Trump rimborsò Cohen per Stormy Daniels: c'è il documento

Dopo contraddizioni e smentite, ecco la prova

ESCLUSIVO - Servizio posato sexy dela pornostar Stormy Daniels

Donald Trump rimborsò il suo avvocato, Michael Cohen, per il versamento di oltre 100mila dollari fatto nel 2016 alla pornostar Stormy Daniels per comprare il suo silenzio. È quanto emerge da un documento diffuso dall'Ufficio per l'etica del governo, l'ente Usa incaricato di evitare i conflitti di interessi in seno all'amministrazione. Il documento rivela che Trump nel 2016 pagò a Cohen fra 100.001 dollari e 250.000 dollari; e nonostante le carte non esplicitino la causale del rimborso, Cohen aveva già ammesso di avere sborsato 130mila dollari alla pornostar. "Cohen ha chiesto il rimborso di queste spese e Trump lo ha completamente rimborsato nel 2017", si legge in una nota a fondo pagina.

Il documento giunge dopo una serie di dichiarazioni contraddittorie da parte di Trump e dei suoi rappresentanti sullo scandalo di Stormy Daniels. La donna, il cui vero nome è Stephanie Clifford, sostiene di avere avuto una relazione sessuale con Trump nel 2006, quando il magnate era già sposato, quattro mesi dopo la nascita di Barron, figlio di Donald e Melania Trump. Ma l'attuale presidente nega. Tutto è cominciato lo scorso 12 gennaio, quando il Wall Street Journal ha rivelato che Stephanie Clifford, 38 anni, era stata pagata per mantenere il silenzio su quella relazione. È emerso che l'accordo per il silenzio di Stormy Daniels era stato firmato dalla donna e dal legale di Trump, Michael Cohen, il 28 ottobre del 2016, pochi giorni prima delle elezioni presidenziali dell'8 novembre del 2016 che hanno portato Trump alla Casa Bianca. Valore: 130mila dollari.

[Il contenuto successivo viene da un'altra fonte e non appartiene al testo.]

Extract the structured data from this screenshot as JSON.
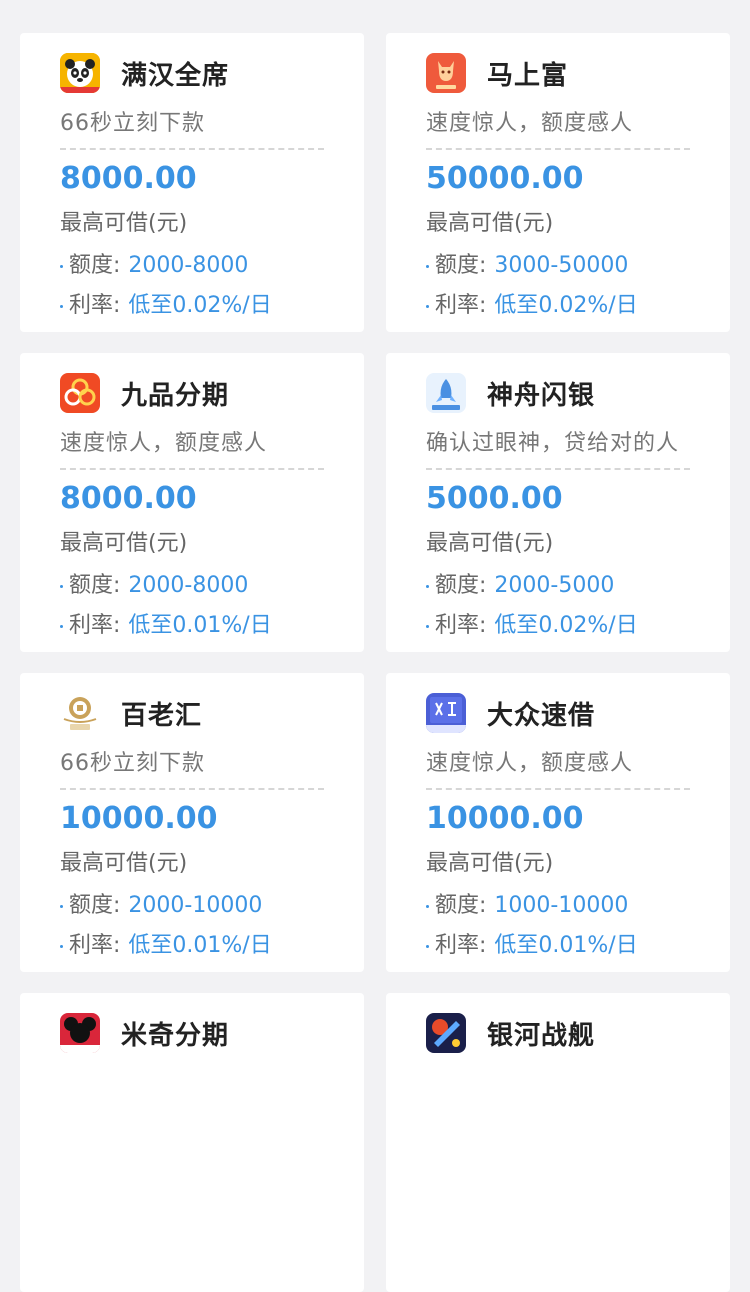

Inizialmente Trump negò di essere a conoscenza del pagamento, di cui Cohen ha riconosciuto entità e scopo. Ma questo mese, dopo che Rudy Giuliani, nuovo membro della squadra legale di Trump, ha ammesso che l'attuale presidente rimborsò Cohen per la somma pagata a Daniels, anche il tycoon ha riconosciuto che era a conoscenza del pagamento. Ora il documento che attesta l'avvenuto rimborso da Trump a Cohen.

Stormy Daniels ha fatto causa a Trump con l'obiettivo di dichiarare nullo l'accordo: sostiene che non sia valido perché non contiene la firma di Trump ma solo quella di Cohen. Quest'ultimo, intanto, è nel mirino dei procuratori federali, che ad aprile hanno perquisito la sua casa e il suo ufficio sequestrando diverse potenziali prove. Secondo il Washington Post, Cohen è sotto indagine per possibile frode bancaria e violazioni sui finanziamenti della campagna elettorale. Mercoledì, ai microfoni di 'The Ingraham Angle' sui Fox News, Giuliani ha detto che il caso Cohen non è fonte di preoccupazione. "Abbiamo ricevuto rassicurazioni che non siamo coinvolti", ha detto.